As part of my research assistantship at UNC, I worked on improving the prototype of a "web scale" annotations project started by a previous student. The project was mainly used in conducting user research studies. Various iterations of the application were required for user testing, so I worked on several different versions of the application's UI.

Prototyping
The application itself was a collection of research articles with annotations stored in a CouchDB database. The back-end was Python, using the Flask micro framework. The UI was HTML, CSS, and JavaScript, built on top of the AnnotatorJS library. I created a means of accessing variations of the UI based on query string values—effectively a set of feature flags before I knew that concept had a name!

Visual Design
Being a novel interface, the Annotator One prototype required icons to convey to users some complex concepts such as "show all my highlights" or "show everyone's highlights". I created custom icons for the prototype that were intended to convey showing/hiding highlights as well as determing whose highlights you were seeing.
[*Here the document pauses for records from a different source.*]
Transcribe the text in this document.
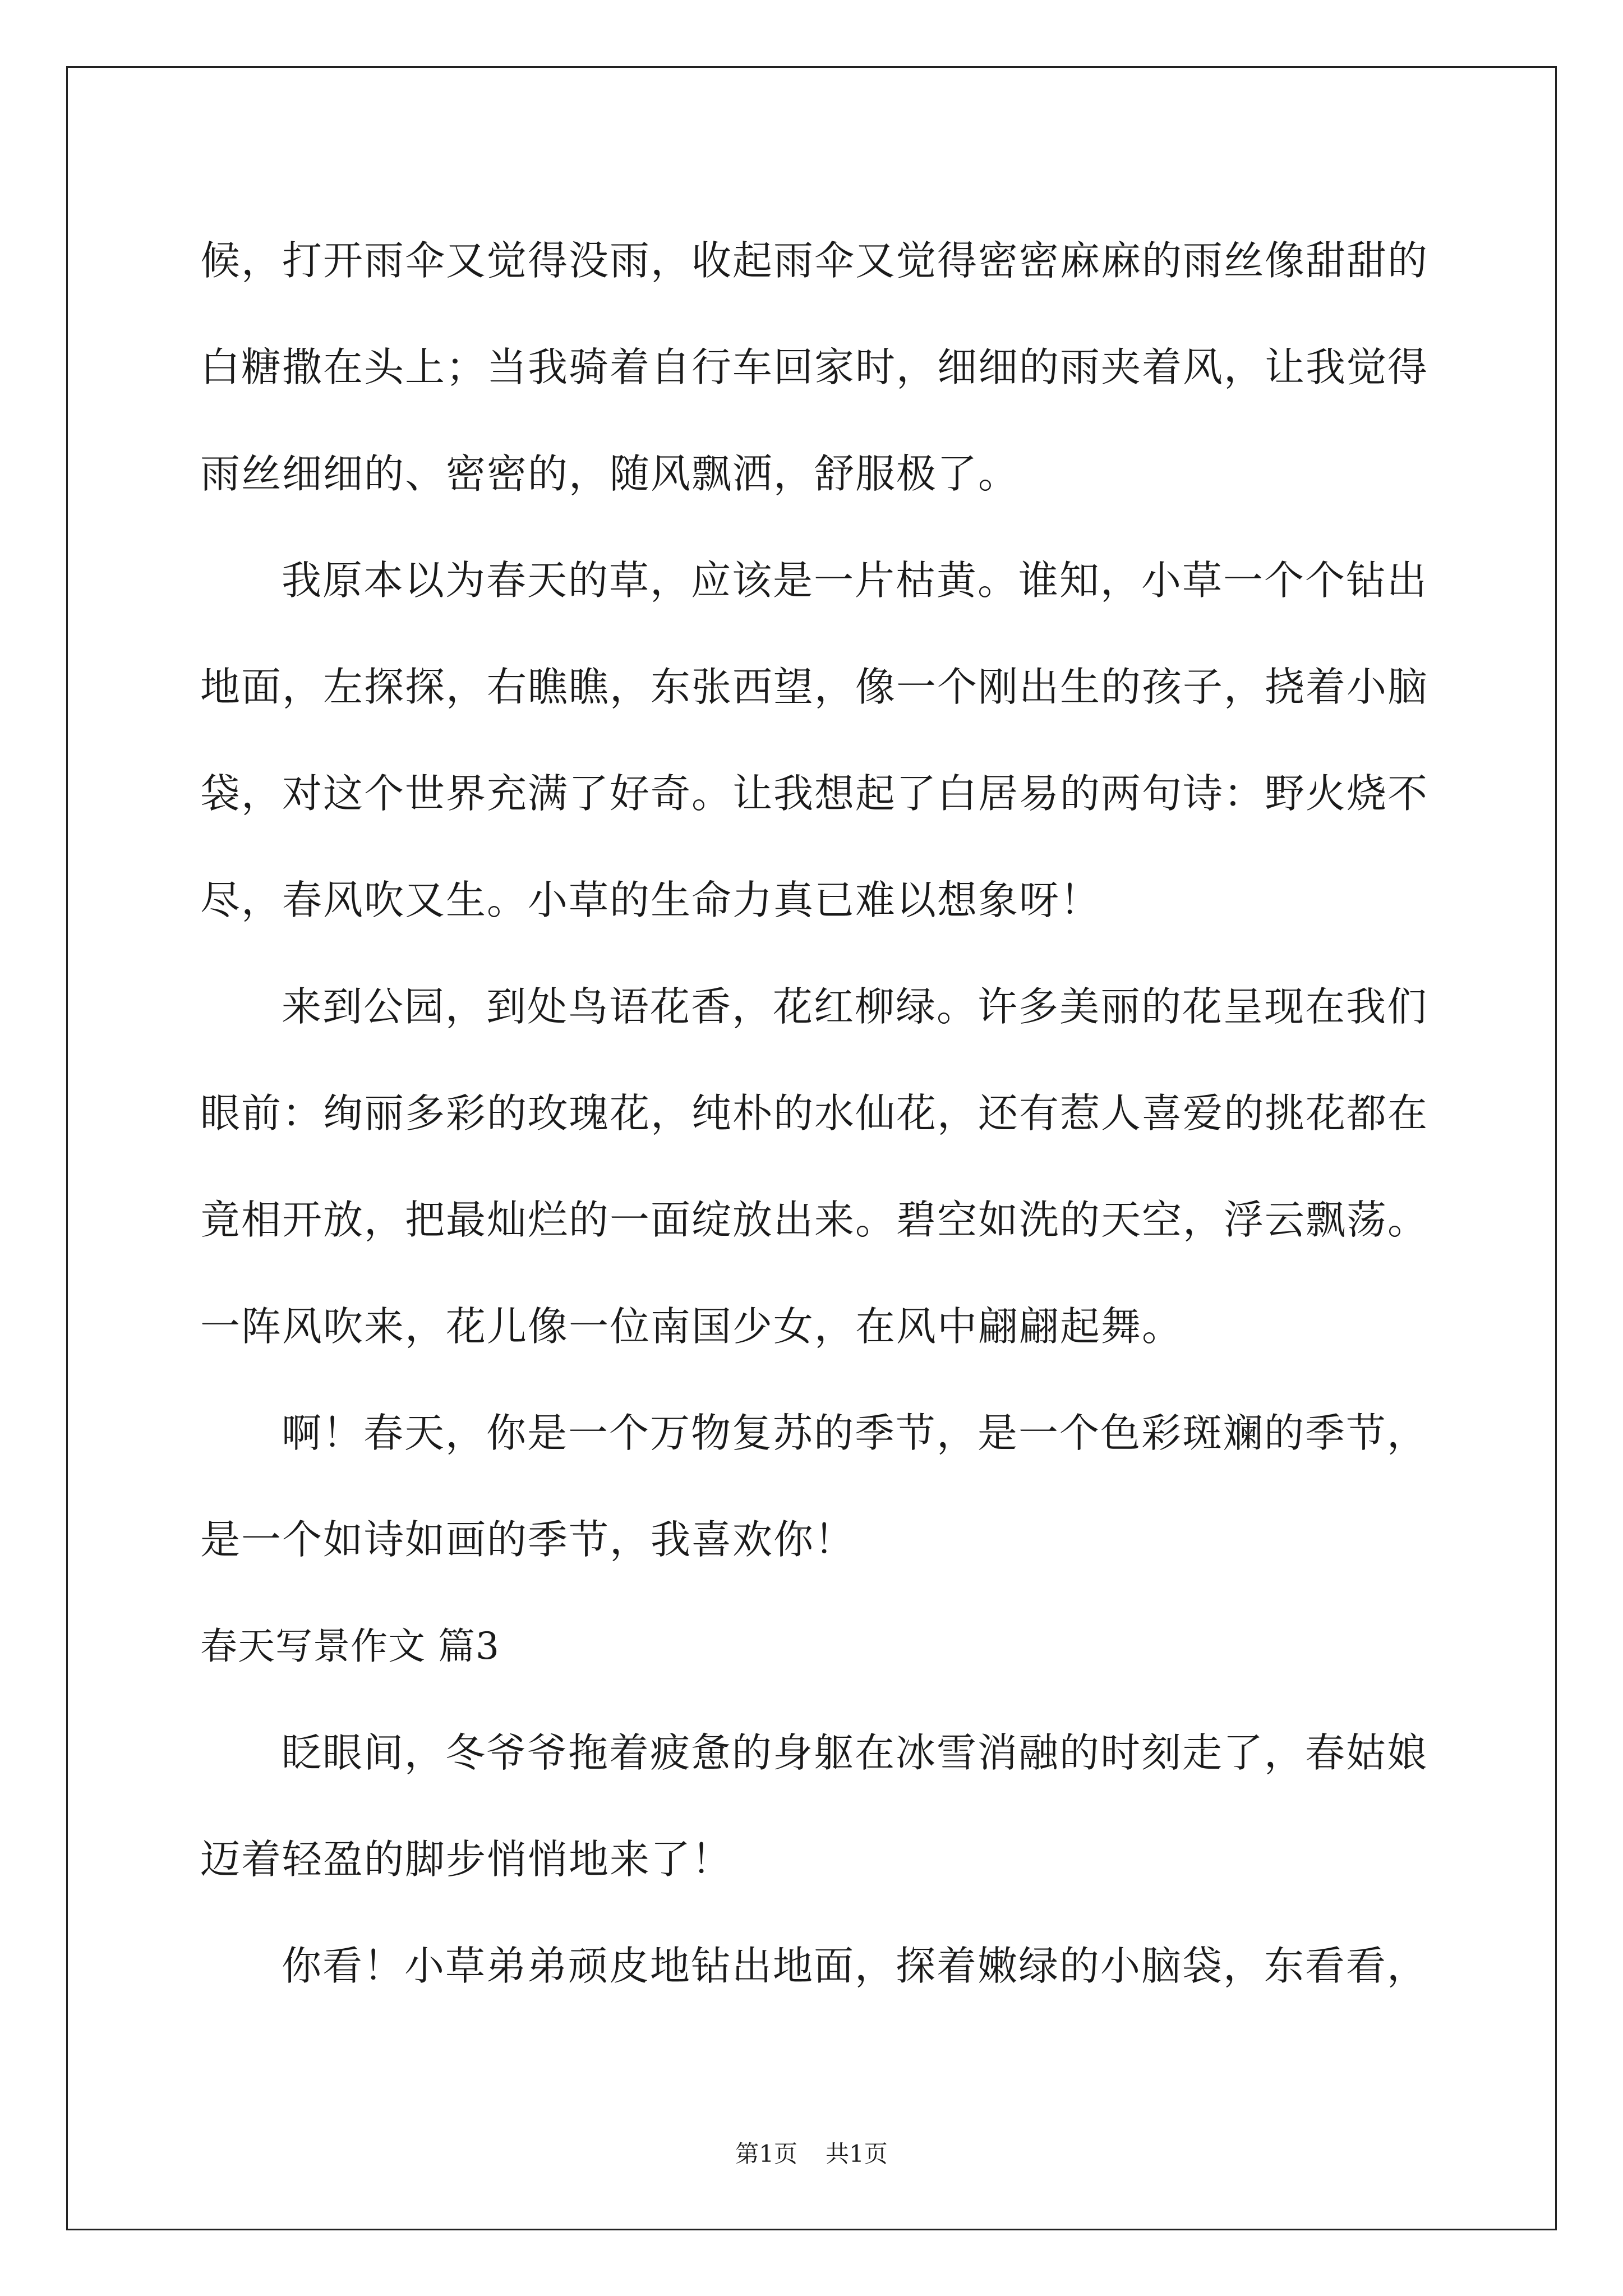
候，打开雨伞又觉得没雨，收起雨伞又觉得密密麻麻的雨丝像甜甜的
白糖撒在头上；当我骑着自行车回家时，细细的雨夹着风，让我觉得
雨丝细细的、密密的，随风飘洒，舒服极了。
我原本以为春天的草，应该是一片枯黄。谁知，小草一个个钻出
地面，左探探，右瞧瞧，东张西望，像一个刚出生的孩子，挠着小脑
袋，对这个世界充满了好奇。让我想起了白居易的两句诗：野火烧不
尽，春风吹又生。小草的生命力真已难以想象呀！
来到公园，到处鸟语花香，花红柳绿。许多美丽的花呈现在我们
眼前：绚丽多彩的玫瑰花，纯朴的水仙花，还有惹人喜爱的挑花都在
竟相开放，把最灿烂的一面绽放出来。碧空如洗的天空，浮云飘荡。
一阵风吹来，花儿像一位南国少女，在风中翩翩起舞。
啊！春天，你是一个万物复苏的季节，是一个色彩斑斓的季节，
是一个如诗如画的季节，我喜欢你！
春天写景作文 篇3
眨眼间，冬爷爷拖着疲惫的身躯在冰雪消融的时刻走了，春姑娘
迈着轻盈的脚步悄悄地来了！
你看！小草弟弟顽皮地钻出地面，探着嫩绿的小脑袋，东看看，
第1页 共1页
You can see these icons in the accompanying screenshots, in the top nav bar.

Performance Tuning
A big challenge with "web scale" annotations is the sheer number of annotations on a single text. All of these highlights and comments can easily bog down the performance of a web application. Some of my effort on the Annotator One project was directed towards improving performance of the interface, usually through optimizing DOM manipulations involved in showing all the annotations on page load.
Article text loaded from the server, but the annotation text loaded asynchronously from a CouchDB database. Some of the performance tuning things I worked on included refactoring DOM manipulations to not happen in loops, comparing the speed of Canvas and DOM representations of a highlights "heat map" (the vertical strip on the right side the screen), and firing events on scroll without bogging down the UI.